さて何に投資するべきか -- 金は避けろ!?

米国債の格下げは織り込み済みだ、と語っていた人たちも、ヨーロッパとアジアの下げを見て考えが変わってしまった。取引終了まで、まだ2時間以上残っているが、現在S&P500指数は4.56%、そしてダウ指数は3.57%とそれぞれ大幅に下げている。

買われているのは金と国債だ。金専門の上場投信SPDR Gold Shares (GLD)は現在+3.30%。長期米国債に投資をしている上場投信iShares Barclays 20+ Year Treas Bond (TLT)は、ほぼ3%の上昇だ。国債は格下げされた訳だが、今のところ以前と同様に、逃げ場所を求める資金が流入している。

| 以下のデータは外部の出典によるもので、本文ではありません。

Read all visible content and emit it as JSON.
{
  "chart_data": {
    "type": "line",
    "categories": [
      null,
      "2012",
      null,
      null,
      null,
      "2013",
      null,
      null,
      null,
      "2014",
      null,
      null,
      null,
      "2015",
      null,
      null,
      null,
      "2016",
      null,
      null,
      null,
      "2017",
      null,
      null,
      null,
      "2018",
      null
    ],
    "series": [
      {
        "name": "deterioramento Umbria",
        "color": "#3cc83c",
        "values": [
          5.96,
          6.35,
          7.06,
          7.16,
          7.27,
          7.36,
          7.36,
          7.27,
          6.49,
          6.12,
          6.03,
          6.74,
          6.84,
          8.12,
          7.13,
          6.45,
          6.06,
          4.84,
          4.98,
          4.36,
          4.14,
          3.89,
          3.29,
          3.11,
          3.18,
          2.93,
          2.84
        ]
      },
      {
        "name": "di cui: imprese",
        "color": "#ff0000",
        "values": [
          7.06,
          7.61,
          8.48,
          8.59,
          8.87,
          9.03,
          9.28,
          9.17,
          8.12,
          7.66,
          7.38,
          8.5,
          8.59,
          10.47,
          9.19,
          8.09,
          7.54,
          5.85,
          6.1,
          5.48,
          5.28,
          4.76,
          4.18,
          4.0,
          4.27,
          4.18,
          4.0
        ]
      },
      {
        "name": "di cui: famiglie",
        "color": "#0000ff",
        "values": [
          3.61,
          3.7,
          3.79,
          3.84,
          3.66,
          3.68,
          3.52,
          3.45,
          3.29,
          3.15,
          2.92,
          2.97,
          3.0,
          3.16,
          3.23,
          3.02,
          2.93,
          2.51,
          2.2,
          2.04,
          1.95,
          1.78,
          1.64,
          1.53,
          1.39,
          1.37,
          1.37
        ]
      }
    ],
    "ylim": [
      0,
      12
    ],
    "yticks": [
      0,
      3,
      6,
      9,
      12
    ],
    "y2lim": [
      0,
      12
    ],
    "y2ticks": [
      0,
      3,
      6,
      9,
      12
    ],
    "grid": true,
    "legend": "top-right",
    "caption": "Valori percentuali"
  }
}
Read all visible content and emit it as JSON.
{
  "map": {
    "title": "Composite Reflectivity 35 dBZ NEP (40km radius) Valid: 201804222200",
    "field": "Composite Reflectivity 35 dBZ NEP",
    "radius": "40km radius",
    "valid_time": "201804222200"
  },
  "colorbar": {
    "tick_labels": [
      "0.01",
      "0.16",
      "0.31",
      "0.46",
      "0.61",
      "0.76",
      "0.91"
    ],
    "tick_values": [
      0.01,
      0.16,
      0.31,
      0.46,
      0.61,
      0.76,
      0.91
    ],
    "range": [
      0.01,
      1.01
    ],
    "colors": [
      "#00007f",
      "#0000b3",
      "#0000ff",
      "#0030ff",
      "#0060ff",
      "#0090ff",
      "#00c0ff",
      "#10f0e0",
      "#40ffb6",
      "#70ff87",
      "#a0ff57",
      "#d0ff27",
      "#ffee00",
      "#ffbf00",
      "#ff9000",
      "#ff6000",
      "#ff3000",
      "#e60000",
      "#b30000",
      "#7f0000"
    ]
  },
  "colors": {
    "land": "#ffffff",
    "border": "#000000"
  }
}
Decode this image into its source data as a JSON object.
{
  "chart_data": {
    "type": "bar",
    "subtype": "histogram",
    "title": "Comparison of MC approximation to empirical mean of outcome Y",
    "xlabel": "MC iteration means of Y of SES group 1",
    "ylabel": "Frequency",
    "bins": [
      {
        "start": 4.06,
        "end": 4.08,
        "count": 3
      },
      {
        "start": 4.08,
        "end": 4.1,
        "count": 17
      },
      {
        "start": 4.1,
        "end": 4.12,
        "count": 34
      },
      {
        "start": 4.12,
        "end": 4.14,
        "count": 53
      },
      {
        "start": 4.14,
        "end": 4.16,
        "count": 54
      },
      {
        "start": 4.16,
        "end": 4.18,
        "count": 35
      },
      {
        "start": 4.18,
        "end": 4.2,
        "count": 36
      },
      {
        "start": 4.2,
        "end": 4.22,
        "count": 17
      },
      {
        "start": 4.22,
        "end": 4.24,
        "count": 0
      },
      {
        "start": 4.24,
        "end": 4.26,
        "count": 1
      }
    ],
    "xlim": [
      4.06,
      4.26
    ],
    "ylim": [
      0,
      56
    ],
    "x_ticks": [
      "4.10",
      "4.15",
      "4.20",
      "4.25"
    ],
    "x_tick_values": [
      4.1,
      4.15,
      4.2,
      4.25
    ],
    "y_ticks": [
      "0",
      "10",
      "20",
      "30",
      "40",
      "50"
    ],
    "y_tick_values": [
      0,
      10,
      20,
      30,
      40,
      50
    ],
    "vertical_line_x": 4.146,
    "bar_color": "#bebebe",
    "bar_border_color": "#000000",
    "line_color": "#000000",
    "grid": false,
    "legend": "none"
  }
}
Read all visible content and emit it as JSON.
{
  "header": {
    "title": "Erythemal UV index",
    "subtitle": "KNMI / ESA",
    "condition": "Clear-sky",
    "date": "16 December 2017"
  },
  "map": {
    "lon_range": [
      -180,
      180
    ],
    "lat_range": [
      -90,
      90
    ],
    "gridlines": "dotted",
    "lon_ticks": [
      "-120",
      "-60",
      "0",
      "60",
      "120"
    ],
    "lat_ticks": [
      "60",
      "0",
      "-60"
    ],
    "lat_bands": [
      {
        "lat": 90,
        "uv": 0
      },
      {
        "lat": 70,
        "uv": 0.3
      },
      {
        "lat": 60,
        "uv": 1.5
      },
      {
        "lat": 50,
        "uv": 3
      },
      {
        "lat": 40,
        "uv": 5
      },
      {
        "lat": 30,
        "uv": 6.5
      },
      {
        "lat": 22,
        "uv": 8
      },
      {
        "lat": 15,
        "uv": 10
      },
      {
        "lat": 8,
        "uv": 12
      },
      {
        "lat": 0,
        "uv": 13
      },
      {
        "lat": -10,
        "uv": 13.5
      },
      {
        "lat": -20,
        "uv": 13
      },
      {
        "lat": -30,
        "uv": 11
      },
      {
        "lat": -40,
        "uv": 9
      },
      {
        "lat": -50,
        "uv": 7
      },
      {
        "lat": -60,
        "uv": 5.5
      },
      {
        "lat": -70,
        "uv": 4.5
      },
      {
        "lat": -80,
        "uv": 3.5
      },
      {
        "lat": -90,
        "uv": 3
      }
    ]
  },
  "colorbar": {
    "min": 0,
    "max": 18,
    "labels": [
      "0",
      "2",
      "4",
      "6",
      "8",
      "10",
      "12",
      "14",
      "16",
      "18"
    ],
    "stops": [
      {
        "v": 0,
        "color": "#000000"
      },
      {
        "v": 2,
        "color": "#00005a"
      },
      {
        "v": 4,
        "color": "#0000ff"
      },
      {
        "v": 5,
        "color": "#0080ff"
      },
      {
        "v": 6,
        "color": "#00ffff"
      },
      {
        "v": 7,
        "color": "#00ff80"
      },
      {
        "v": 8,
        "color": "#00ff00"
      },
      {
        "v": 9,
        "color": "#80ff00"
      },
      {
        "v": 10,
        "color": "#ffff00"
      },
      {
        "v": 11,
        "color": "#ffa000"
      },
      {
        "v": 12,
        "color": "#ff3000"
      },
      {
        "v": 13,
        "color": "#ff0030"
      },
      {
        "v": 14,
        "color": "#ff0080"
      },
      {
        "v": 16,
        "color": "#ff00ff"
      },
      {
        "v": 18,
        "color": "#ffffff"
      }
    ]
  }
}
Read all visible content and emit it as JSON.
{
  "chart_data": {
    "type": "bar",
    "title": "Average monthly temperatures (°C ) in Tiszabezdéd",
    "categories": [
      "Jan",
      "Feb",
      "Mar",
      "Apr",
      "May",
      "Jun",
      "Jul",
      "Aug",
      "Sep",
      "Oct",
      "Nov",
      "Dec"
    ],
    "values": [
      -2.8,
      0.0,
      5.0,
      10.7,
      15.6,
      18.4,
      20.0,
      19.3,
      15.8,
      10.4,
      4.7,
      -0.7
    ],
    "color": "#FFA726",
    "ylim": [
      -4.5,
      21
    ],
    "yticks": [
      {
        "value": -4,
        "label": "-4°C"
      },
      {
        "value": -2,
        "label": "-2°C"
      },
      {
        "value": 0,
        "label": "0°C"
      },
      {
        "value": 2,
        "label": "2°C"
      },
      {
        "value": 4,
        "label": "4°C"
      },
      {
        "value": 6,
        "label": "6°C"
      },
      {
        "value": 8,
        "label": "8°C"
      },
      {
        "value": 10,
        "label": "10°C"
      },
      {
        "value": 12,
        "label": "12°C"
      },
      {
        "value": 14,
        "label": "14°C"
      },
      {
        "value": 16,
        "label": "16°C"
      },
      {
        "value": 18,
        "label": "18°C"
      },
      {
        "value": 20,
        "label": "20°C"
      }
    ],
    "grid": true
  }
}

ほぼ全面安の中で特に下げが目立つのは金融セクターだ。具体的に個別銘柄をいくつかあげてみよう。

バンク・オブ・アメリカ: マイナス16.77%

シティ・グループ: マイナス15.13%

ゴールドマン・サックス: マイナス7.72%

アメリカン・エキスプレス: マイナス6.44%


AAAの格付けを失った米国債だが、下記は今日もAAAの格付けを持つ国々だ。


ritholtz.com


当然のことながら、「これからどうしよう。いったい何に投資したら良いのだろうか?」、と投資家たちは不安な状態だ。マーケット・ウォッチには、OUTSIDE THE BOXという違った観点で書かれたコラムを集めたコーナーがある。今日のコラムを執筆したチャールズ・サイズモア氏は、3つのことを勧めている。

1、米国債を避けること。米政府が債務の履行を怠ることは無いと思う。現在の国債(10年物)には2.39%ほどの利回りがあるが、マーケットが落ち着いてくれば、この利回りは3%から4%に上昇するだろう。言い換えれば国債は値下がることになるわけだから、積極的な投資家は国債を空売るべきだ。 
2、金を避ける。皆が言うように、金は万が一に備えた保険のようなものだ。しかし質問しよう。既に家が焼けてしまった後に、保険をかけることができるだろうか?これも国債のように、マーケットが落ち着いてくれば金価格は下落だ。 
3、今日の混乱を利用すること。大幅に売られたヨーロッパと米国企業の優良株を買う。例を挙げれば次のような銘柄がある。Nestlé、Unilever PLC、Johnson & Johnson、Microsoft、そしてIntelなどだ。